When you’re struggling with a joyous or an unhappy or difficult life change, that change goes on for awhile – a transition period. It’s difficult to keep up with what was your regular life.
What do you know for sure? Not much at the time of changes. Manage your home, schedule, emotions? Exceedingly difficult, even for the most organized person you may know.Change is all about letting go.
Organizing systems and self-care will help tremendously, as you move through this transition time. Taking care of the basics (with organizing systems) and of your self (self-care/support) will make life easier on a daily basis.
In Nancy K. Schlossberg’s book,Overwhelmed: Coping with Life’s Ups and Downs, she suggests four areas of focus: Self, Situation, Strategies and Support. I’ve also had education and experience using A Life That Fits, an approach discussed in my organizer coaching program a few years ago. I’ve melded these to work in the organizing context as reorganize life to eventually move ahead.
Today’s focus: Supports – because there’s one key detail that’s different here.
When I was going through separation and a divorce, I didn’t do this on purpose, but I experienced the most amazing breadth and depth of support. Until that point in life, this was the most difficult life change I’d been through. (Of course, if you’ve been reading for awhile, you’ll know that I didn’t “just” get divorced. I went through lots of life changes, in a short period of time.)
The key is to get specific on the type of support you need. So here is my example:
I felt like I needed a big sister, even though I don’t have one in my family. I found one, though, in an older, wiser, close, lifetime friend. No judgment, just encouragement to do what was right for me, listening when I needed to talk, and talking when I needed not to talk. Comfortable when she asked if I wanted someone to go with me to divorce proceedings.
Family/extended family. The people who would ask because they cared: What happened? Who wanted to try to understand. The ones who surround you with love and support, no matter what. And may I say, I really learned about having extended family at this time. Very powerful and comforting.
Closest friends. Say anything and know it`s confidential. Do fun things together to create a new social life. Friends, wine, cribbage, & pizza. Sharing feelings and stories.
New community to belong to. My friends at my then-new church community. The place that makes the world feel a bit smaller. Got me out of the house and belonging somewhere.

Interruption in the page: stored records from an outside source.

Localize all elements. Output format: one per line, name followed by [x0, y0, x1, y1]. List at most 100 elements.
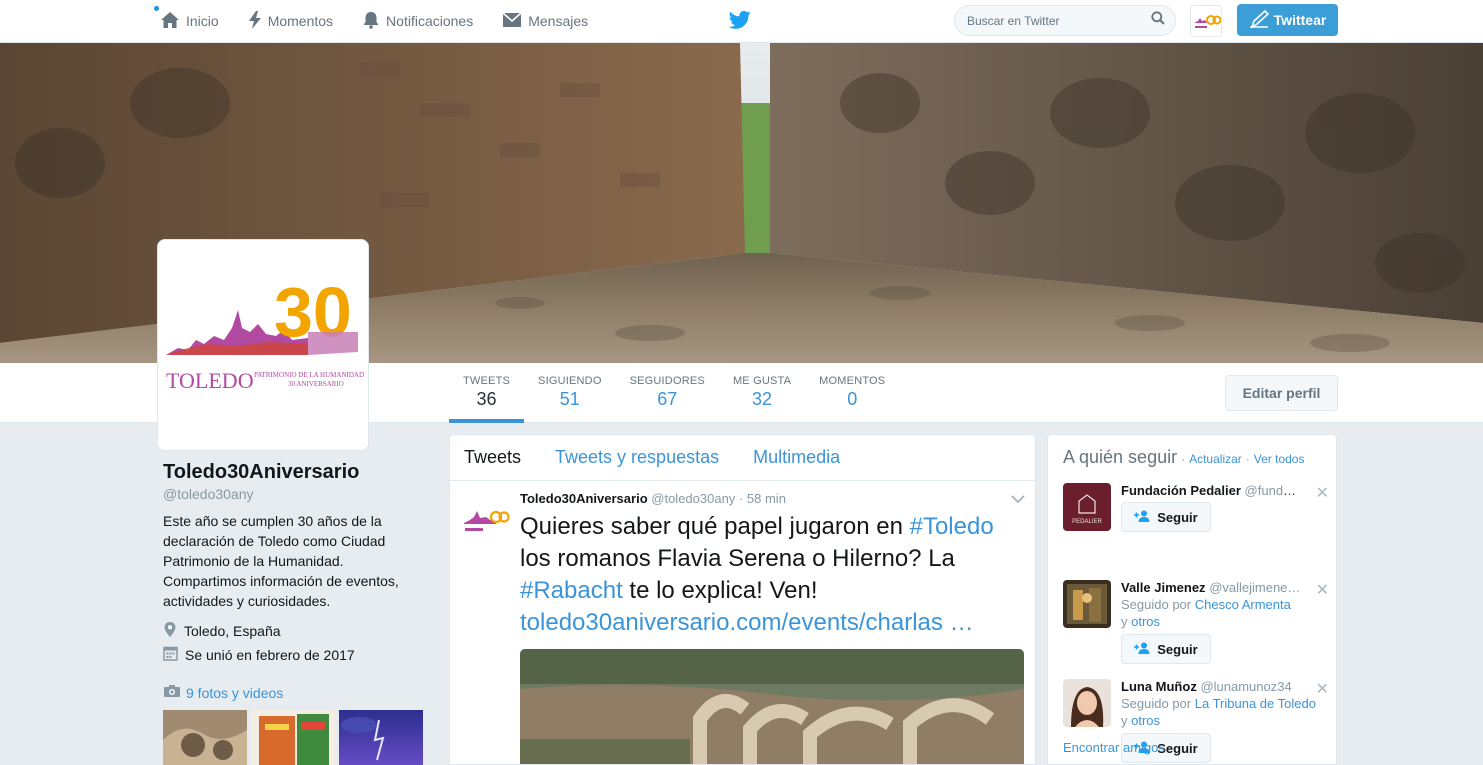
user-avatar-menu[interactable] [1190, 5, 1222, 37]
and-label: y [1121, 713, 1128, 728]
suggestion-name[interactable]: Luna Muñoz @lunamunoz34 [1121, 679, 1303, 694]
stat-likes[interactable]: ME GUSTA 32 [719, 363, 805, 423]
nav-moments-label: Momentos [267, 13, 334, 29]
home-icon [160, 11, 186, 32]
photo-thumbnail[interactable] [251, 710, 335, 765]
nav-notifications[interactable]: Notificaciones [362, 11, 473, 32]
dismiss-icon[interactable]: ✕ [1316, 483, 1329, 503]
photo-thumbnail[interactable] [339, 710, 423, 765]
profile-bio: Este año se cumplen 30 años de la declar… [163, 513, 399, 609]
tweet-button[interactable]: Twittear [1237, 4, 1338, 36]
new-content-indicator [154, 6, 159, 11]
nav-notifications-label: Notificaciones [386, 13, 474, 29]
stat-value: 36 [476, 389, 497, 409]
nav-messages-label: Mensajes [528, 13, 589, 29]
suggestion-name[interactable]: Valle Jimenez @vallejimene… [1121, 580, 1303, 595]
nav-messages[interactable]: Mensajes [502, 11, 589, 31]
tweet-url-link[interactable]: toledo30aniversario.com/events/charlas … [520, 607, 1025, 639]
search-icon[interactable] [1151, 11, 1165, 30]
stat-label: MOMENTOS [819, 375, 886, 387]
stat-following[interactable]: SIGUIENDO 51 [524, 363, 616, 423]
suggestion-context: Seguido por La Tribuna de Toledo y otros [1121, 695, 1321, 729]
stat-value: 51 [559, 389, 580, 409]
tab-media[interactable]: Multimedia [753, 447, 840, 468]
stat-value: 0 [847, 389, 858, 409]
who-to-follow-panel: A quién seguir · Actualizar · Ver todos … [1047, 434, 1337, 765]
dismiss-icon[interactable]: ✕ [1316, 679, 1329, 699]
top-navigation: Inicio Momentos Notificaciones Mensajes … [0, 0, 1483, 43]
suggestion-avatar[interactable] [1063, 679, 1111, 727]
follow-button[interactable]: Seguir [1121, 634, 1211, 664]
tweet-header: Toledo30Aniversario @toledo30any · 58 mi… [520, 491, 1023, 506]
follow-suggestion: Valle Jimenez @vallejimene… Seguido por … [1063, 580, 1329, 664]
others-link[interactable]: otros [1131, 614, 1160, 629]
stat-label: SEGUIDORES [629, 375, 705, 387]
refresh-link[interactable]: Actualizar [1189, 452, 1242, 466]
follow-button-label: Seguir [1157, 641, 1198, 657]
stat-value: 32 [752, 389, 773, 409]
follow-button-label: Seguir [1157, 509, 1198, 525]
profile-location: Toledo, España [163, 621, 281, 641]
profile-avatar[interactable]: 30 TOLEDO PATRIMONIO DE LA HUMANIDAD 30 … [157, 239, 369, 451]
photo-thumbnail[interactable] [163, 710, 247, 765]
quill-icon [1249, 9, 1274, 31]
tweet-timestamp[interactable]: 58 min [747, 491, 786, 506]
tweet-author-handle: @toledo30any [651, 491, 736, 506]
stat-followers[interactable]: SEGUIDORES 67 [616, 363, 719, 423]
search-input[interactable] [967, 13, 1151, 28]
twitter-bird-icon[interactable] [728, 10, 751, 35]
camera-icon [163, 684, 186, 701]
separator-dot: · [1245, 452, 1250, 466]
suggestion-handle: @fundp… [1244, 483, 1303, 498]
nav-links: Inicio Momentos Notificaciones Mensajes [160, 0, 617, 42]
calendar-icon [163, 645, 185, 664]
others-link[interactable]: otros [1131, 713, 1160, 728]
stat-tweets[interactable]: TWEETS 36 [449, 363, 525, 423]
find-friends-link[interactable]: Encontrar amigos [1063, 740, 1165, 755]
suggestion-name[interactable]: Fundación Pedalier @fundp… [1121, 483, 1303, 498]
stat-moments[interactable]: MOMENTOS 0 [805, 363, 899, 423]
mutual-follower-link[interactable]: Chesco Armenta [1195, 597, 1291, 612]
suggestion-avatar[interactable] [1063, 580, 1111, 628]
tweet-media-image[interactable] [520, 649, 1024, 764]
tweet-author-name[interactable]: Toledo30Aniversario [520, 491, 648, 506]
chevron-down-icon[interactable] [1011, 491, 1025, 509]
svg-text:PEDALIER: PEDALIER [1072, 519, 1102, 525]
tweet-text-part: los romanos Flavia Serena o Hilerno? La [520, 545, 955, 572]
photo-thumbnails [163, 710, 427, 765]
tab-tweets-replies[interactable]: Tweets y respuestas [555, 447, 719, 468]
tab-tweets[interactable]: Tweets [464, 447, 521, 468]
suggestion-handle: @lunamunoz34 [1200, 679, 1292, 694]
nav-home[interactable]: Inicio [160, 11, 219, 32]
dismiss-icon[interactable]: ✕ [1316, 580, 1329, 600]
nav-home-label: Inicio [186, 13, 219, 29]
mutual-follower-link[interactable]: La Tribuna de Toledo [1195, 696, 1316, 711]
edit-profile-button[interactable]: Editar perfil [1225, 375, 1338, 411]
suggestion-context: Seguido por Chesco Armenta y otros [1121, 596, 1321, 630]
search-box[interactable] [954, 5, 1176, 36]
tweet-author-avatar[interactable] [462, 493, 510, 541]
nav-moments[interactable]: Momentos [248, 10, 334, 32]
suggestion-display-name: Valle Jimenez [1121, 580, 1206, 595]
follow-button[interactable]: Seguir [1121, 502, 1211, 532]
tweet[interactable]: Toledo30Aniversario @toledo30any · 58 mi… [450, 481, 1035, 764]
timeline: Tweets Tweets y respuestas Multimedia To… [449, 434, 1036, 765]
lightning-icon [248, 10, 268, 32]
stat-label: SIGUIENDO [538, 375, 602, 387]
tweet-separator: · [738, 491, 744, 506]
location-text: Toledo, España [184, 623, 281, 639]
tweet-text-part: Quieres saber qué papel jugaron en [520, 513, 910, 540]
view-all-link[interactable]: Ver todos [1254, 452, 1305, 466]
hashtag-link[interactable]: #Toledo [910, 513, 994, 540]
suggestion-display-name: Luna Muñoz [1121, 679, 1197, 694]
separator-dot: · [1181, 452, 1186, 466]
profile-name[interactable]: Toledo30Aniversario [163, 461, 359, 484]
photos-videos-link[interactable]: 9 fotos y videos [163, 684, 283, 701]
suggestion-display-name: Fundación Pedalier [1121, 483, 1241, 498]
tweet-button-label: Twittear [1273, 12, 1327, 28]
hashtag-link[interactable]: #Rabacht [520, 577, 623, 604]
suggestion-handle: @vallejimene… [1209, 580, 1301, 595]
tweet-text: Quieres saber qué papel jugaron en #Tole… [520, 511, 1030, 607]
suggestion-avatar[interactable]: PEDALIER [1063, 483, 1111, 531]
stat-label: TWEETS [463, 375, 511, 387]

Another part of support can be people who handle practical details for you: errand running, lawn mowing, driving to dr.’s appointments, the trash pickup service. Or the broader community of friends who provide this practical level of support. For me, it was friends/family who packed me, moved me, found me the professionals I needed to begin anew.
We all talk about needing “support.” But what’s so powerful here is recognizing that there are different TYPES or levels of support.
Saying you need “support” is not enough if you’re going through a life change. Ask for what you need, specifically, and you’ll get through this more easily.
Tough to figure out, tough to ask but tougher if you don’t.
And for the most part, people will be honored that you did ask and included them in your support network.